Genetic Engineering Publications - GEG Tech top picks

One of the biggest challenges facing cancer researchers is understanding why some patients do not respond to treatment. In some cases, tumours have what is known as multi-drug resistance (MDR), which severely limits treatment options for patients. However, researchers have discovered one of the causes of MDR and a potential strategy to combat it. In their study, the researchers began by using CRISPR technology in mouse stem cells to search for mutations that generate resistance to antitumor agents such as cisplatin, rigosertib or ultraviolet light. Mutations in the FBXW7 gene appeared early on, suggesting that this mutation could confer MDR. In addition, FBXW7-deficient cells showed an excess of mitochondrial proteins, which has already been shown to be associated with drug resistance. Nevertheless, a detailed analysis of these organelles further revealed that the mitochondria of these multi-drug resistant cells appeared to be under severe stress. Finally, the researchers showed that the antibiotic tigecycline is toxic to FBXW7-deficient cells because it activates the 'integrated stress response'. This study thus opens a new avenue of research to combat multidrug resistance.

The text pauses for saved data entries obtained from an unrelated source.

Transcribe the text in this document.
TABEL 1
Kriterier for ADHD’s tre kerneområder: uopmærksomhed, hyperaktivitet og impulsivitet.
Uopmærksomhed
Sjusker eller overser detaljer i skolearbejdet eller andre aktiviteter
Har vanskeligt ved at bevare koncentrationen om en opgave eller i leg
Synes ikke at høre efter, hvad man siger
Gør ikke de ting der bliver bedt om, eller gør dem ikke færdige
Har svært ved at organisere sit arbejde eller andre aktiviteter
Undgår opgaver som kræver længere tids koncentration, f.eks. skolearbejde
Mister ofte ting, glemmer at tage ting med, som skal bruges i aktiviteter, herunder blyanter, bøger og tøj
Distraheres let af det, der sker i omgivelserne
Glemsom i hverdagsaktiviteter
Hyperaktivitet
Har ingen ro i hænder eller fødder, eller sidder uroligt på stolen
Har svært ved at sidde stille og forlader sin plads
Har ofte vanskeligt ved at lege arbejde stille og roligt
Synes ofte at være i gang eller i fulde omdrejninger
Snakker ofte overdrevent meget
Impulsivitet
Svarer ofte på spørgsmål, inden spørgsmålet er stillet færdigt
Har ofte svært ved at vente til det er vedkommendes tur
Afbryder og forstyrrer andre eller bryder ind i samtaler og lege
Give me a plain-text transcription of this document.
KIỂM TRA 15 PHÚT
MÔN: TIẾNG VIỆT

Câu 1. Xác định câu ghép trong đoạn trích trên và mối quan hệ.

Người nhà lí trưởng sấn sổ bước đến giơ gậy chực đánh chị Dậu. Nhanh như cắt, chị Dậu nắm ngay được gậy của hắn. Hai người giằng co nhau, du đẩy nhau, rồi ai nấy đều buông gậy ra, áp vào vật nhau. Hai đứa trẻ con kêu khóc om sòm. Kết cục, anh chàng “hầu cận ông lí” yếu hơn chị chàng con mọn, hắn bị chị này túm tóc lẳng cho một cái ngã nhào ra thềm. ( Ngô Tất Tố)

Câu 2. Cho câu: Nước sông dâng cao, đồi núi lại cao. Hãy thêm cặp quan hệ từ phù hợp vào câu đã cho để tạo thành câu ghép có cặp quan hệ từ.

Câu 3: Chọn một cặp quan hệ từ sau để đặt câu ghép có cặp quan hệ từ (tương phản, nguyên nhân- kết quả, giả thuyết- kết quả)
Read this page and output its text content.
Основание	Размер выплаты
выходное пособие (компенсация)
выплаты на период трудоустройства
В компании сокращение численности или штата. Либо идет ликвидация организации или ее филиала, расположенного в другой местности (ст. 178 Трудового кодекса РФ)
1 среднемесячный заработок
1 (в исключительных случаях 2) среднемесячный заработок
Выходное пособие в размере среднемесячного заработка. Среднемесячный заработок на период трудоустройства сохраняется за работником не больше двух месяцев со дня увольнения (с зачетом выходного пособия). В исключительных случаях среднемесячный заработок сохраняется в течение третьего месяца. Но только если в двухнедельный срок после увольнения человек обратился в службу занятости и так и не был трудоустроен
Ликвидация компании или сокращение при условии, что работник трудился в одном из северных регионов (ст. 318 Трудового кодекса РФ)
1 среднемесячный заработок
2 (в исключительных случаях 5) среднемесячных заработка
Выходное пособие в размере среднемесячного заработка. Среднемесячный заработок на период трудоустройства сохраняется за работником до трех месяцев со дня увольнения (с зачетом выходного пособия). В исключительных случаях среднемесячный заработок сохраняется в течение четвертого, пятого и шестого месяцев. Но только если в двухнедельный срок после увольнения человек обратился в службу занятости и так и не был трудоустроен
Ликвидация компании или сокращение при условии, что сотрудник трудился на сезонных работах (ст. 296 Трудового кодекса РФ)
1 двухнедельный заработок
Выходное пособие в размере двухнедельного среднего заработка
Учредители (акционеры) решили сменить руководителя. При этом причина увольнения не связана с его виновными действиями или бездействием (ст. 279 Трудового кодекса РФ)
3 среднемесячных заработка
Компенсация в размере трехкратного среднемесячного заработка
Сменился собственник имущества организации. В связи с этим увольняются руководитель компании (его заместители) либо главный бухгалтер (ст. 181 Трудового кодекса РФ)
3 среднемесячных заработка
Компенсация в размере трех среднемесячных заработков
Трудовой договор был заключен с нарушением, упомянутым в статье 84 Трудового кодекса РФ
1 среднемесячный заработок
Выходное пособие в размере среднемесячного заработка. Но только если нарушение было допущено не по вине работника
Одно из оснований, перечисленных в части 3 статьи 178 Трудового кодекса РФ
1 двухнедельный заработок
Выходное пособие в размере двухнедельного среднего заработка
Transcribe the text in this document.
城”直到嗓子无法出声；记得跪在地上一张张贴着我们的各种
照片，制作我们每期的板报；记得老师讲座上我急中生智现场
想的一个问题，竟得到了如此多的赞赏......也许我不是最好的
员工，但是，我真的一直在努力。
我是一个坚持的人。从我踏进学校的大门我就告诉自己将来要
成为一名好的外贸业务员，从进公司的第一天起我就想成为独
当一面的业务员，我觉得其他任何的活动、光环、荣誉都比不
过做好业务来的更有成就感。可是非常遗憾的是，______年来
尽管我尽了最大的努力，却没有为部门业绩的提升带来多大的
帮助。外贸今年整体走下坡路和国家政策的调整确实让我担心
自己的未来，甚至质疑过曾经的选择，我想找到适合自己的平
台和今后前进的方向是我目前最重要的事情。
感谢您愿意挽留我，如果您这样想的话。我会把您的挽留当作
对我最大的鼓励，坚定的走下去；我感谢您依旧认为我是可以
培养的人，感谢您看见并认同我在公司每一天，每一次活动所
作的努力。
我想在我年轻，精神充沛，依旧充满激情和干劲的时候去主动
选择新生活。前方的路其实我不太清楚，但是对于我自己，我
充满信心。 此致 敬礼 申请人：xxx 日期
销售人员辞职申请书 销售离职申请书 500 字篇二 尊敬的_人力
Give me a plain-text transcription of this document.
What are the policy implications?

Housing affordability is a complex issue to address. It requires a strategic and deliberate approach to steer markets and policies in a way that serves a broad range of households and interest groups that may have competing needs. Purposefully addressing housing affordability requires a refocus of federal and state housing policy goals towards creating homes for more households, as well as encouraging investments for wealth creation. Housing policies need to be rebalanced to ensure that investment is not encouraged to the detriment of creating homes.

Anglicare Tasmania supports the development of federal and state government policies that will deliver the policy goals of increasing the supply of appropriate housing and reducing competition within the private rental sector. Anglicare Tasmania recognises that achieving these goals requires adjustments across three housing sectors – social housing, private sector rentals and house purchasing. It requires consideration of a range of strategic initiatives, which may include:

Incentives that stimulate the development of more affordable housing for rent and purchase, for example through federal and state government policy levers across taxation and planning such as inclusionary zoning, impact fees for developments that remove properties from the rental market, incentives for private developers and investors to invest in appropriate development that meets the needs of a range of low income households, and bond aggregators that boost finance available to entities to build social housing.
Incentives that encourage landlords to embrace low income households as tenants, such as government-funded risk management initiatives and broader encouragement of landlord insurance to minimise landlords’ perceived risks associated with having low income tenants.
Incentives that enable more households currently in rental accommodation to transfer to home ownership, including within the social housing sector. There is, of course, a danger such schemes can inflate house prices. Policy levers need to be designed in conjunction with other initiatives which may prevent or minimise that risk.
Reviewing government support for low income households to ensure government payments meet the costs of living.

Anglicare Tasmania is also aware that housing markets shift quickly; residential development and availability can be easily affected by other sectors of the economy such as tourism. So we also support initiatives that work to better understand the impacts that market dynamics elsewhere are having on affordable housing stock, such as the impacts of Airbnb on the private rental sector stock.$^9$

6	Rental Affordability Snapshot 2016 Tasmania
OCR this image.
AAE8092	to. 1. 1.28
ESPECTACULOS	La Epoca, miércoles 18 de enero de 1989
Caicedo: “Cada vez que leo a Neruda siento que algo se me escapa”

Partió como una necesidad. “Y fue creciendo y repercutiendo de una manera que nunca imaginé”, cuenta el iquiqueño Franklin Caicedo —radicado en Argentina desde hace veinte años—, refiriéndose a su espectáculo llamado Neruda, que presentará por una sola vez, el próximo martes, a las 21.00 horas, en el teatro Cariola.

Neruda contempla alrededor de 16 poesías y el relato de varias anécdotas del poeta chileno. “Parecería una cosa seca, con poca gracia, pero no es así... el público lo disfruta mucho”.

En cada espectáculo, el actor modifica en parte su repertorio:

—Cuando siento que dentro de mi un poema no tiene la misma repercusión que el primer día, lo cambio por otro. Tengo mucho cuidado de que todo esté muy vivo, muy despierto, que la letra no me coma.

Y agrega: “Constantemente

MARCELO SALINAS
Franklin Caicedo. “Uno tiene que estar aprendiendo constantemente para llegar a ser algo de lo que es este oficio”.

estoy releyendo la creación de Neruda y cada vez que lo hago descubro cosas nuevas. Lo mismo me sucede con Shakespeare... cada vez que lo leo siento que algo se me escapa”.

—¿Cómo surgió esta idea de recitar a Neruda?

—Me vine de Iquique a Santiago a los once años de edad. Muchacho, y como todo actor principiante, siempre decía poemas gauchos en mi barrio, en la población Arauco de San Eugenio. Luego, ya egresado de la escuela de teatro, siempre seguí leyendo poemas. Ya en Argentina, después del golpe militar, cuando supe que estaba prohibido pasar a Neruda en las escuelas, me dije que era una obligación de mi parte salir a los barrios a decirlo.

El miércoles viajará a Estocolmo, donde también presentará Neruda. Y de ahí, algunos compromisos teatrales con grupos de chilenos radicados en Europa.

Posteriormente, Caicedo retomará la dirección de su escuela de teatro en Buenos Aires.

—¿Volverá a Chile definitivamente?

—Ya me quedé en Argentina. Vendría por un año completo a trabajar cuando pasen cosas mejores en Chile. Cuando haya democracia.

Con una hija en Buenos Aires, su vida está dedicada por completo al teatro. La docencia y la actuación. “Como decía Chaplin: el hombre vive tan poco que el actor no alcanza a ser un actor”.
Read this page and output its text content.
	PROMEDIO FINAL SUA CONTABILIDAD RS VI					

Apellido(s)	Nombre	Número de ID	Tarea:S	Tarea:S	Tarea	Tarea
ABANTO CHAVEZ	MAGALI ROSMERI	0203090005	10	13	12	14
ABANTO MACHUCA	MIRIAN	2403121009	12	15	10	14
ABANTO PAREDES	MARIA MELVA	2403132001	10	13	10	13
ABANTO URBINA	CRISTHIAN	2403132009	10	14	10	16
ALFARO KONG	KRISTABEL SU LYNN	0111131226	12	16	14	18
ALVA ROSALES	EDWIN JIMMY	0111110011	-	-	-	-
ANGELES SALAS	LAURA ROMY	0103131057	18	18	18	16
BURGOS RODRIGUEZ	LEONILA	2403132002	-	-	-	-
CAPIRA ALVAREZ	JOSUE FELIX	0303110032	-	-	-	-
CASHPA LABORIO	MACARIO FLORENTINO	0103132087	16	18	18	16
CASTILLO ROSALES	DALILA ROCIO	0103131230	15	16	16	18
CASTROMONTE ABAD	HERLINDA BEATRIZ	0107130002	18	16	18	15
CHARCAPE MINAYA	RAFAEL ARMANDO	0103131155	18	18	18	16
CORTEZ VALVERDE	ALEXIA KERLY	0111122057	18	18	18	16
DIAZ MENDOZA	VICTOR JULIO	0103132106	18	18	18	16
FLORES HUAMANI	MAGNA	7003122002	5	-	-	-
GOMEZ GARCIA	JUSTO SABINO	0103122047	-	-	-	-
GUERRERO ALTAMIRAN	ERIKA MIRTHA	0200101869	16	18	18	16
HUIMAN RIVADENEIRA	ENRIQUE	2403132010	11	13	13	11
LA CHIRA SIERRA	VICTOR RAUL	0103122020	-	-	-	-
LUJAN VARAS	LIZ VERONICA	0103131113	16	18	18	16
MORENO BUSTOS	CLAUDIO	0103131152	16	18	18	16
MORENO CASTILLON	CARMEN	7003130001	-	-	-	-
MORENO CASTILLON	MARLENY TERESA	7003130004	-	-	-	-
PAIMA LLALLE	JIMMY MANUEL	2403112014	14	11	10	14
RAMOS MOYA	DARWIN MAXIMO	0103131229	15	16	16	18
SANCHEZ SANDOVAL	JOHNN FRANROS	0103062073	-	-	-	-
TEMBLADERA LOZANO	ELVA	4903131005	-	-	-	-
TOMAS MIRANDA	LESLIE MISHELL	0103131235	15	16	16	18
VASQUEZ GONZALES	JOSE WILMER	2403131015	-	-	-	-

A group of researchers set out to identify the genes that play a role in immunotherapy resistance. In today's cover story in Cell Reports Medicine, they describe an important factor behind this resistance to therapy and a potential way to counter it. The researchers grew tumour cells in their laboratory and inactivated one gene per cell at a time using the CRISPR/Cas9 technique. Then they treated the tumour cells with T cells or NK cells to analyse which genes were involved in resistance against the immune cells. This led to the discovery of three genes from the same family. The screening led us to an entire gene family, which is a real success. Indeed, when they switched off these genes including RNF31, the tumour cells were destroyed much more efficiently by T cells and NK cells. In addition, they found that inhibiting RNF31 also increased the sensitivity of T cells to tumour cells that were invisible on the surface of immune cells. This so-called bystander effect may amplify the effect of the treatment.